A Mary Moment Monday post
I sit in my kitchen, the chill of the morning offsetting the heat of the baby against me. A cup of coffee sits steaming on the table. As I pray in the silence, I look down and see his face.
He is truly a miracle: a child prayed for, a gift given, a blessing both unexpected and sorely needed. He amazes me, though I am not (nor will ever be) a Baby Person. In fact, he is at the exact age I like least, where I feel uncomfortable and inadequate and unable to do much beyond feed, change, soothe, repeat. Even so, I can’t help but feel my heart expand and my self change a bit with this newest child.
I feel so close to Mary this year. My baby is so new, so small (and yet so big so fast!), and so is hers. Thousands of years separate us, but they are as nothing on this day of the Christmas season.
I am this baby’s entire world, in one sense. Though he has many people who love him and cherish his existence, there’s a responsibility in this motherhood gig that I feel so intensely in these early months. He depends on me for nourishment and I am the one who often hands him off to others, expanding his world to include big sisters, Daddy, and other family members and friends.
Here, in the midst of the Christmas season, I find myself looking to Mary and nodding. She is, amazingly, a real woman to me in this instant. She surely sat in the early morning silence, holding an infant boy close to her chest, nursing and nuzzling Him. And she certainly looks at us, even now when we’re far past our baby years, with the same tender love, no matter how many times we’re up in the middle of the night, no matter how often we erupt into tantrums, no matter anything.

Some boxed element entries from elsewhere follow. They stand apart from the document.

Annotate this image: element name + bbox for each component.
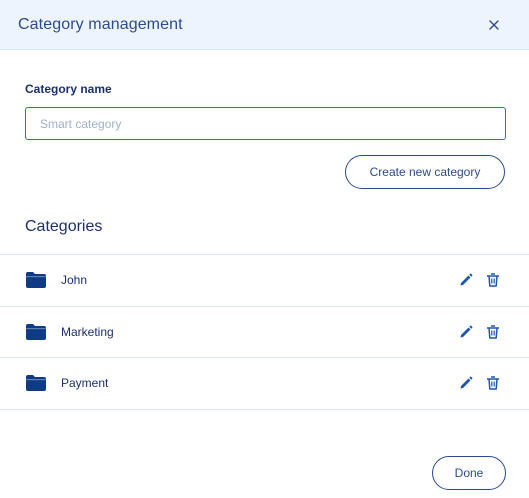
create-category-button[interactable]: Create new category (345, 155, 505, 189)
pencil-icon[interactable] (459, 325, 473, 339)
dialog-footer: Done (432, 456, 506, 490)
category-management-dialog: Category management Category name Create… (0, 0, 529, 498)
dialog-title: Category management (18, 15, 183, 33)
dialog-header: Category management (0, 0, 529, 50)
folder-icon (26, 323, 46, 340)
create-row: Create new category (25, 155, 505, 189)
category-name: Payment (61, 376, 109, 391)
trash-icon[interactable] (486, 376, 500, 390)
row-actions (459, 273, 500, 287)
category-name-label: Category name (25, 82, 112, 96)
categories-heading: Categories (25, 218, 103, 235)
category-row: Payment (0, 358, 529, 410)
row-actions (459, 325, 500, 339)
category-row: John (0, 255, 529, 307)
trash-icon[interactable] (486, 325, 500, 339)
trash-icon[interactable] (486, 273, 500, 287)
row-actions (459, 376, 500, 390)
category-name: John (61, 273, 88, 288)
category-name-input[interactable] (25, 107, 506, 140)
close-icon[interactable] (487, 18, 501, 32)
category-form: Category name Create new category (0, 50, 529, 189)
category-list: John Marketing Payment (0, 254, 529, 410)
folder-icon (26, 272, 46, 289)
category-name: Marketing (61, 324, 114, 339)
category-row: Marketing (0, 307, 529, 358)
done-button[interactable]: Done (432, 456, 506, 490)
pencil-icon[interactable] (459, 273, 473, 287)
pencil-icon[interactable] (459, 376, 473, 390)
folder-icon (26, 375, 46, 392)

She sees us, her children, and when we find ourselves most distraught, alone, or in need, she pulls us close. Perhaps, like Jesus, we can find ourselves comforted and rocked to sleep to the sound of her heartbeat.
In other places:
- The Merry Christmas episode of Catholic Moments is out (though I haven’t listened yet…it will be this week’s treat!). My Mary Moment is a departure from the rosary reflections I’ve been doing and a reflection for Christmas.
- My latest at CatholicMom.com, “My Favorite Christmas Memory“
I usually request guest posters from Twitter and Facebook, but thought I’d put a plug in here as well: if you’d like to be considered for a guest post before Lent, send me your ideas. I usually do guest posts on Tuesdays or Thursdays (though it varies), and I’m open to just about anything, though I am partial to personal reflections and essays. Contact me if you’re interested (my email’s in the sidebar, or you can use any of the social media avenues).

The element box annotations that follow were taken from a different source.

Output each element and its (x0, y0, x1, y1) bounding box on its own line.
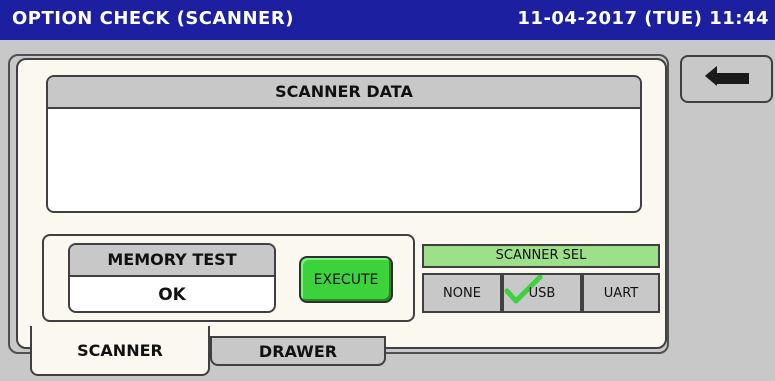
screen-title: OPTION CHECK (SCANNER) (12, 8, 294, 29)
scanner-sel-uart-label: UART (603, 285, 639, 301)
tab-scanner[interactable]: SCANNER (30, 326, 210, 376)
title-bar: OPTION CHECK (SCANNER) 11-04-2017 (TUE) … (0, 0, 775, 40)
scanner-sel-none-label: NONE (443, 285, 481, 301)
memory-test-result: OK (158, 285, 186, 305)
scanner-data-panel: SCANNER DATA (46, 75, 642, 213)
scanner-sel-none-button[interactable]: NONE (422, 273, 502, 313)
back-button[interactable] (680, 55, 773, 103)
memory-test-label: MEMORY TEST (70, 245, 274, 277)
memory-test-display: MEMORY TEST OK (68, 243, 276, 313)
scanner-data-content (48, 109, 640, 121)
date-time: 11-04-2017 (TUE) 11:44 (517, 8, 769, 29)
scanner-sel-usb-label: USB (528, 285, 556, 301)
back-arrow-icon (704, 66, 749, 86)
scanner-sel-usb-button[interactable]: USB (502, 273, 582, 313)
scanner-sel-header: SCANNER SEL (422, 244, 660, 268)
execute-button[interactable]: EXECUTE (299, 256, 393, 303)
tab-drawer[interactable]: DRAWER (210, 336, 386, 366)
scanner-data-header: SCANNER DATA (48, 77, 640, 109)
scanner-sel-uart-button[interactable]: UART (582, 273, 660, 313)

Sarah: You give me hope! I don’t consider myself much of a baby person either and sometimes wonder if I am crazy for wanting children. But I read your posts and I know that things will be different when they are my own. Thanks for much for your honesty and such a great blog!
What a cutie! I never considered myself a babyperson; but guess I am. I was shocked to learn yesterday that I have 21 days left at the most until I get to see her face. Prayers. Beautiful children. Blessings and Merry Christmas my friend.